Now more than ever, what I need for you to do is fully follow my recommendations’ advice and orders, unite as a community, come to each other’s aid, and let kindness, compassion, and gratitude guide your actions.

Scott Morrow, MD, MPH
San Mateo County Health Officer
March 23, 2020

March 19, 2020: The California State Public Health Officer and Director of the California Department of Public Health is ordering all individuals living in the State of California to stay home or at their place of residence, except as needed to maintain continuity of operation of the federal critical infrastructure sectors. The order goes into effect Thursday, March 19 and is in place until further notice.

March 16, 2020: On March 16, the Public health officers of Alameda, Contra Costa, Marin, San Francisco, San Mateo, and Santa Clara counties announced, with the City of Berkeley, a legal order directing their respective residents to shelter at home for three weeks beginning March 17. The order limits activity, travel and business functions to only the most essential needs. The guidance comes after substantial input from the U.S. Centers for Disease Control and Prevention (CDC) and best practices from other health officials around the world.

Here is a link to the most recent Health Officer Statement from Dr. Scott Morrow which further explains this decision.

March 15, 2020: Gov. Gavin Newsom and California health officials gave an update Sunday on the state’s response to COVID-19, the novel coronavirus.   
      The governor said in his update he was calling for the home isolation of all seniors, anyone 65 years of age or older, and those with chronic conditions.
      He also called for the closures of bars, nightclubs, brewpubs and wineries to help prevent the spread of COVID-19.

March 4, 2020: As California’s testing for COVID-19 at 13 state and county public health labs in the state ramps up, Dr.
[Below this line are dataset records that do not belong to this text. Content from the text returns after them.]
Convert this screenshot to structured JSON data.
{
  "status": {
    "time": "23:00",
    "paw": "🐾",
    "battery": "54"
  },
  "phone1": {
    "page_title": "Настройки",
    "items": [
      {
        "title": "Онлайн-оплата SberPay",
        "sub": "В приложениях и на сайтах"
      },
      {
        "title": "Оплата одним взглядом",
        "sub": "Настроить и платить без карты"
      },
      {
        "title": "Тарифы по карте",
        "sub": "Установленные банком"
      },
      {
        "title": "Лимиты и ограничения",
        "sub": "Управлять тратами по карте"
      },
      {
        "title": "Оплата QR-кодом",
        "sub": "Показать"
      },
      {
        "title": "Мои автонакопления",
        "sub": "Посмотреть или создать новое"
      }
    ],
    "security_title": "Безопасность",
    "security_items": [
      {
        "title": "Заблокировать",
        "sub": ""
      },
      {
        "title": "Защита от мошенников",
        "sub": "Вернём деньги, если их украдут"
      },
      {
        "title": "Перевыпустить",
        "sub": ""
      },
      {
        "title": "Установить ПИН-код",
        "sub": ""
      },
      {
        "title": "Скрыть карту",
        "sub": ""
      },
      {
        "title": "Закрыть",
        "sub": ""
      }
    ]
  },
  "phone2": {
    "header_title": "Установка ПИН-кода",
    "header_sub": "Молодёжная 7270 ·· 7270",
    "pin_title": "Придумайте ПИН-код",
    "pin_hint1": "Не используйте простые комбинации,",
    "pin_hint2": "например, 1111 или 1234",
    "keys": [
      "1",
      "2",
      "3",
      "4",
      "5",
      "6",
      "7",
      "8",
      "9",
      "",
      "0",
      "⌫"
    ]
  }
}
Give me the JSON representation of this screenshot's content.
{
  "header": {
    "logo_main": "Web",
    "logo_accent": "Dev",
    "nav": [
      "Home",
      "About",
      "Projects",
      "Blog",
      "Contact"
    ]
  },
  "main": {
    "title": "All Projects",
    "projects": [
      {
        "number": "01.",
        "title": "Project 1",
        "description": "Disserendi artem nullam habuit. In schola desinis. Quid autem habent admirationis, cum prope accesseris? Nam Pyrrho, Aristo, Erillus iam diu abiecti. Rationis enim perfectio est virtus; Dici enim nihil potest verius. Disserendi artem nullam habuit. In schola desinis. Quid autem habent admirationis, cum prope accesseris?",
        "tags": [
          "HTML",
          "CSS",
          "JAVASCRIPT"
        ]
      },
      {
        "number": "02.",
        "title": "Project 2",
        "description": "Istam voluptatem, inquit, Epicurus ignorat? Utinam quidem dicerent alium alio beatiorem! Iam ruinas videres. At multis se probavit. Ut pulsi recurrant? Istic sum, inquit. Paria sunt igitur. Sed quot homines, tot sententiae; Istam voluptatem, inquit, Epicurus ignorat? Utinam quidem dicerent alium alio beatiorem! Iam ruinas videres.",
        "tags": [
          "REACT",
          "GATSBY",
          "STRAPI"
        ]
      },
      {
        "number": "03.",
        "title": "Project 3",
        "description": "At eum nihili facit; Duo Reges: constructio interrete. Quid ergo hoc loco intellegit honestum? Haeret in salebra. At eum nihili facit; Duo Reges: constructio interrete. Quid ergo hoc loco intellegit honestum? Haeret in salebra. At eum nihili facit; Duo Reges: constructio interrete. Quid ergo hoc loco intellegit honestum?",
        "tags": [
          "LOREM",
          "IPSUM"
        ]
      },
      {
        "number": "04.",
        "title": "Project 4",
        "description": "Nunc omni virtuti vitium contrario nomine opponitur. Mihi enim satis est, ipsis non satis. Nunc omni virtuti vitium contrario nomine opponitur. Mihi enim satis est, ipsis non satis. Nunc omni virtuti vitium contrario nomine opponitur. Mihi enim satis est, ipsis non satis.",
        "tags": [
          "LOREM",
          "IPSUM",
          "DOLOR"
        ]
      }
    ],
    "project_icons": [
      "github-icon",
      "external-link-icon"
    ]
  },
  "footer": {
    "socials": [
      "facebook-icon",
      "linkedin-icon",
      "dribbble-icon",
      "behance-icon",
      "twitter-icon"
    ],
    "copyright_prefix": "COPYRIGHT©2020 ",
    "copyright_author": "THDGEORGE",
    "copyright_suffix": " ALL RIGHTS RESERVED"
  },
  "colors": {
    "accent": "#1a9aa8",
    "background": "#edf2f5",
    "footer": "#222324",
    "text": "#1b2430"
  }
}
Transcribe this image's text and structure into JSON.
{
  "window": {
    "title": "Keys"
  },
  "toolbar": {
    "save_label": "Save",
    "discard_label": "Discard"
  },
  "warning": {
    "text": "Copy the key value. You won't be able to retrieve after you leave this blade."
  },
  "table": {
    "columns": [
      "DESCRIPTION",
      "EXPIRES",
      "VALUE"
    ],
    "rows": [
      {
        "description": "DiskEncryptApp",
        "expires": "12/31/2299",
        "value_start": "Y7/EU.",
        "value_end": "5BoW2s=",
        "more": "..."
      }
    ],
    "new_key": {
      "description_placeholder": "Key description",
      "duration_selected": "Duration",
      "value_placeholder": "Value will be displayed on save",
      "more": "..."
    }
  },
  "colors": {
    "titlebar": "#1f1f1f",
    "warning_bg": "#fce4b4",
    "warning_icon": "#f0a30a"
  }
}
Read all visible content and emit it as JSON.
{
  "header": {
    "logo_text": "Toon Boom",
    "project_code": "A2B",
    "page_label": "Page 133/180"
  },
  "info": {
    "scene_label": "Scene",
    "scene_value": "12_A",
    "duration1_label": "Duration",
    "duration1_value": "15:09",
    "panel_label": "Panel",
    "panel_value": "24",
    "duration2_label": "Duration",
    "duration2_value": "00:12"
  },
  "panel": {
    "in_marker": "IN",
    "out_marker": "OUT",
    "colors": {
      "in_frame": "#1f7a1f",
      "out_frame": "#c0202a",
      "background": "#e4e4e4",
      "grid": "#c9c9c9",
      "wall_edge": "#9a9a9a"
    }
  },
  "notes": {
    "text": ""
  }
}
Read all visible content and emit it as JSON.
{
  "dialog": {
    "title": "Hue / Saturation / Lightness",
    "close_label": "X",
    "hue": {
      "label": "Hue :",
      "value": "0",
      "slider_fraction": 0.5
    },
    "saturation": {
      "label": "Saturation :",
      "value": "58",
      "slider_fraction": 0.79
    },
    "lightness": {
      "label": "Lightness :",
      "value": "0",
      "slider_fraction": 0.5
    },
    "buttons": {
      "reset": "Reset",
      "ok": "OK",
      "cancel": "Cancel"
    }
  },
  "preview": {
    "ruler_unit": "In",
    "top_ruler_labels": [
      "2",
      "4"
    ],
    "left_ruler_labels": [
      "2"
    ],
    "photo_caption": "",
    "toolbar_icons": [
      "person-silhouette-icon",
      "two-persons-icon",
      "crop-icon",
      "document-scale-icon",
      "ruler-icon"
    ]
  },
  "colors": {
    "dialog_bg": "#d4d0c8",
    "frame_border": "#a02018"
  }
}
Angell of San Mateo County stressed that faster testing of patients may lead to a more rapid increase in the number of confirmed cases reported. That is not necessarily a sign that the rate of infection is increasing, but that our ability to test more people more rapidly is leading to better detection. While additional positive tests continue to be reported by county health officers, state officials emphasized that these reports show swift and robust action is being taken to detect cases early, isolate and care for patients, and trace contacts.